Because they focused much of their effort in this study on possible lane effects, the researchers did not replicate the sample preparation, another possible source of variation. They plan to study sample prep-related variation as part of future studies.
“I don’t expect it to contribute much, given my experience with microarrays [where] the sample preparation steps are pretty similar, but we will certainly now pay more attention to it,” Gilad said.
He would not say whether sequencing or microarrays are better at truly representing gene expression in a sample. “I think we can say that [sequencing] is at least as good,” he said, although “arrays have been performing brilliantly for many years.”

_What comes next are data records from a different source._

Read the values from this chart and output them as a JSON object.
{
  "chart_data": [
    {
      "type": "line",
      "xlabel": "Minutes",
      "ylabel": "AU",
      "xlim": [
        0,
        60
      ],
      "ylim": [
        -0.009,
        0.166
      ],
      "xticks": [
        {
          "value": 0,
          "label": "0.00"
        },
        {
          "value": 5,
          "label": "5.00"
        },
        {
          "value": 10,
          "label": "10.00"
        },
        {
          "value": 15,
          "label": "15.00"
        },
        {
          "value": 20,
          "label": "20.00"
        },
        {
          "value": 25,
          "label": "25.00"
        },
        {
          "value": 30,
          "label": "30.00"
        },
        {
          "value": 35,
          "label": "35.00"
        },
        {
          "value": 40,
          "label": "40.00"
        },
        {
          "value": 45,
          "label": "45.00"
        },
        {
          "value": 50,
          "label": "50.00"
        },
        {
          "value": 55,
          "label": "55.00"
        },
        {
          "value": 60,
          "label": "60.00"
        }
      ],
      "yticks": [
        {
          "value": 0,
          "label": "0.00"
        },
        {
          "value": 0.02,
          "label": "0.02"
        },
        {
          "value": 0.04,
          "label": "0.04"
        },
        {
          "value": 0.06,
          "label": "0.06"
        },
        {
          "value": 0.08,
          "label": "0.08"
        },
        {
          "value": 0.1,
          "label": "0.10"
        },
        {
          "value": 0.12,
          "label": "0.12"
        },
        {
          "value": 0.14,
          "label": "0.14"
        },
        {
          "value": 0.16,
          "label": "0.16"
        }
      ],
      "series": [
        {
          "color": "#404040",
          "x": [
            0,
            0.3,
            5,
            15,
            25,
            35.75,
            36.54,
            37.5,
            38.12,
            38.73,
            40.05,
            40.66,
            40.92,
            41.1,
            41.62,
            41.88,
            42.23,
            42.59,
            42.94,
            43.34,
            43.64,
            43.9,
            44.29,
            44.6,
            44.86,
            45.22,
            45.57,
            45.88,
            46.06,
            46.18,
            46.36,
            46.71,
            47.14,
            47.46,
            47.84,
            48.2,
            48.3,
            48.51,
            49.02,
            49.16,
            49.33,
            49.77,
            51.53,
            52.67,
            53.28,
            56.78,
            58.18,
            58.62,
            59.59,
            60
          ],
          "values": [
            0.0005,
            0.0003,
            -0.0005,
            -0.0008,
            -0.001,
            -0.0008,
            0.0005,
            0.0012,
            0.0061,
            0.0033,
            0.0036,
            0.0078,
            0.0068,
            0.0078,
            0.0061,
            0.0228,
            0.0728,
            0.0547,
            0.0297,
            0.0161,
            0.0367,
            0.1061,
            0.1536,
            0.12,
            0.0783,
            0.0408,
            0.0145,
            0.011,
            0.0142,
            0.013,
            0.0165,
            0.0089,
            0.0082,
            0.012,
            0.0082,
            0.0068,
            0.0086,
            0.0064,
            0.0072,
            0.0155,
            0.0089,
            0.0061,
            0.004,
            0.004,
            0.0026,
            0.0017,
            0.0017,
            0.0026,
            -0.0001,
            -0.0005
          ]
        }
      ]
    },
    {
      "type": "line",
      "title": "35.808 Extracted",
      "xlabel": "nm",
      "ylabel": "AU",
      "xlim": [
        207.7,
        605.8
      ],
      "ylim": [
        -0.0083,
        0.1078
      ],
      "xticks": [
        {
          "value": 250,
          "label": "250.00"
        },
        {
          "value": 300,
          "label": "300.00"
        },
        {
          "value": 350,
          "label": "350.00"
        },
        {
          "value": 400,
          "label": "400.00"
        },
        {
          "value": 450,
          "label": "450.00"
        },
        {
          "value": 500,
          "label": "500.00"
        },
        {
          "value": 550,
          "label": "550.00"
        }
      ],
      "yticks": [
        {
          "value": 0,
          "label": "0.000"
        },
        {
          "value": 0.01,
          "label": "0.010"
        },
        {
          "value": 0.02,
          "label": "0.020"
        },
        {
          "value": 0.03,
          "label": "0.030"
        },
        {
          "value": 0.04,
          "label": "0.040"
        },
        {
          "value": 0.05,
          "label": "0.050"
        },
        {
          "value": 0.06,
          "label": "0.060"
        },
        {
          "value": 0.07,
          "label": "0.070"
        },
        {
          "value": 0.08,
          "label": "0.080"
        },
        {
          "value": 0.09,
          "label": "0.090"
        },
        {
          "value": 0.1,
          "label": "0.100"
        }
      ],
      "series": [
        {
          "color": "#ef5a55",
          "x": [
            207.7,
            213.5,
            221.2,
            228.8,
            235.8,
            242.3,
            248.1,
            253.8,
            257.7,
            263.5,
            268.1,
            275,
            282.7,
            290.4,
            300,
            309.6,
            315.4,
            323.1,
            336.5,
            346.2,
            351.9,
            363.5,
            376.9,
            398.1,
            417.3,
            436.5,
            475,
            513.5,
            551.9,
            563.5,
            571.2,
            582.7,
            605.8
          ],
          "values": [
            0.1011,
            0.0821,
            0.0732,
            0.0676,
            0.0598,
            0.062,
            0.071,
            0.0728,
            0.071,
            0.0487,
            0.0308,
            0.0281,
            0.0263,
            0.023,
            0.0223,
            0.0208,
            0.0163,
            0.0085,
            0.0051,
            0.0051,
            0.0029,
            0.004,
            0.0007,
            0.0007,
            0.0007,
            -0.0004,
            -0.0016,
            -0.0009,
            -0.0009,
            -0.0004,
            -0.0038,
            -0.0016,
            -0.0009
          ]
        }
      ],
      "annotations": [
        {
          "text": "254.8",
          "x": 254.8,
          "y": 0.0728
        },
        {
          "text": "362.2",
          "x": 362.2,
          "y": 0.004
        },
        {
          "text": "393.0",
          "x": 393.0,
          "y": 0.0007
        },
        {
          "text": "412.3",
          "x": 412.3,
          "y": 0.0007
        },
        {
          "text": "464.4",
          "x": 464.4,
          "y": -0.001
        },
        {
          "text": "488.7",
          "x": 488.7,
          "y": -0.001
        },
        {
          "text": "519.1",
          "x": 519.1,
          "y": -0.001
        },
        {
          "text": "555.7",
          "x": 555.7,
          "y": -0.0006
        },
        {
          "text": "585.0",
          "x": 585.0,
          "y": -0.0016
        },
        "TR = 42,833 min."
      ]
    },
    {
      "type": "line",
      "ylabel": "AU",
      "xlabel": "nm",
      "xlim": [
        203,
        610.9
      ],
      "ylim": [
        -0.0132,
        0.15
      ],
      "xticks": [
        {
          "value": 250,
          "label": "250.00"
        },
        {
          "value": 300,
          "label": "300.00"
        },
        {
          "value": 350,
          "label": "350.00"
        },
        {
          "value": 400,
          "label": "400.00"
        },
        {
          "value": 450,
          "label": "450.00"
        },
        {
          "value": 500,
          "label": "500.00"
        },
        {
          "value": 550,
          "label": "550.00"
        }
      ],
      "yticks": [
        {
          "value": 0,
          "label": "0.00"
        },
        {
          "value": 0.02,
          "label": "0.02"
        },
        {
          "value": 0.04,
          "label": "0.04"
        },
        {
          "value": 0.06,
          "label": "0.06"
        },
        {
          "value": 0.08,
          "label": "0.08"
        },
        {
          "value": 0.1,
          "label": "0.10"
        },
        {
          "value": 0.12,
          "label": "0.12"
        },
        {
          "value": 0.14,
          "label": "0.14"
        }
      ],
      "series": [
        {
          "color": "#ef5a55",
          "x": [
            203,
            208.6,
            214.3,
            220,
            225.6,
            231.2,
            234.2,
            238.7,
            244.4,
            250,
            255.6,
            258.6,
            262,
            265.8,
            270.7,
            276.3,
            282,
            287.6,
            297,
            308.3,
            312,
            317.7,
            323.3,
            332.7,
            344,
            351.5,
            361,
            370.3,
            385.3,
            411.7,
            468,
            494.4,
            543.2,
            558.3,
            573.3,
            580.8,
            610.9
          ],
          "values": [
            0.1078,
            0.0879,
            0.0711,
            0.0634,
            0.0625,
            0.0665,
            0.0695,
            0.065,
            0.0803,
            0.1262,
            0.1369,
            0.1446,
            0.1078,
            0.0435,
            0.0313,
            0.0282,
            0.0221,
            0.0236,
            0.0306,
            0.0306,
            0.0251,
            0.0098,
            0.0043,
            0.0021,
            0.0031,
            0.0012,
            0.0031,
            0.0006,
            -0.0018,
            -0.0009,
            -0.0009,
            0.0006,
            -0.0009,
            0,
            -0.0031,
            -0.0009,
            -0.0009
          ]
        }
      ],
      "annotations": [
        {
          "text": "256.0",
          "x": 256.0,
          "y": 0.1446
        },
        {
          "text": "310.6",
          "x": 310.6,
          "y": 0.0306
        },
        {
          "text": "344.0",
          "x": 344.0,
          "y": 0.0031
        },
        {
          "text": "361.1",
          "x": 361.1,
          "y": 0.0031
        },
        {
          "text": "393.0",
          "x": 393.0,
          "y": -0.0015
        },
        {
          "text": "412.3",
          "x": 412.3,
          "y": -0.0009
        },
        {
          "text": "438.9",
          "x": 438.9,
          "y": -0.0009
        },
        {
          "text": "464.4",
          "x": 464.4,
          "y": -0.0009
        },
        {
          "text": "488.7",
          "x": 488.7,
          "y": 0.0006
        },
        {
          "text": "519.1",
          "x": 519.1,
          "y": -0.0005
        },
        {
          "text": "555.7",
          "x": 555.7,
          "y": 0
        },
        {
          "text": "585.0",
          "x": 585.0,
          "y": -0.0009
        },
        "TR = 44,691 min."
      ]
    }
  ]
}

However, sequencing provides extra information that arrays don’t, according to Gilad. “The advantage here is that you are not limited by what probes are on the arrays. That’s why it’s so promising,” he said.
Array companies have maintained that they still have a cost advantage over RNA sequencing, but Gilad declined to provide a cost comparison. Prices change rapidly and vary between customers, companies, and array types, he said.
“It’s such a dynamic field, and such a dynamic pricing competition, I really want to stay out of that,” said Gilad.
Gilad plans to use transcriptome sequencing in upcoming biological studies. Up until now, he had to build a new custom microarray for each primate species he studied, which was more expensive than catalog arrays.
“So now, for us, sequencing is actually a good solution because it’s a comparable price, and it affords us to work with a species even if we don’t have a microarray for it,” he said.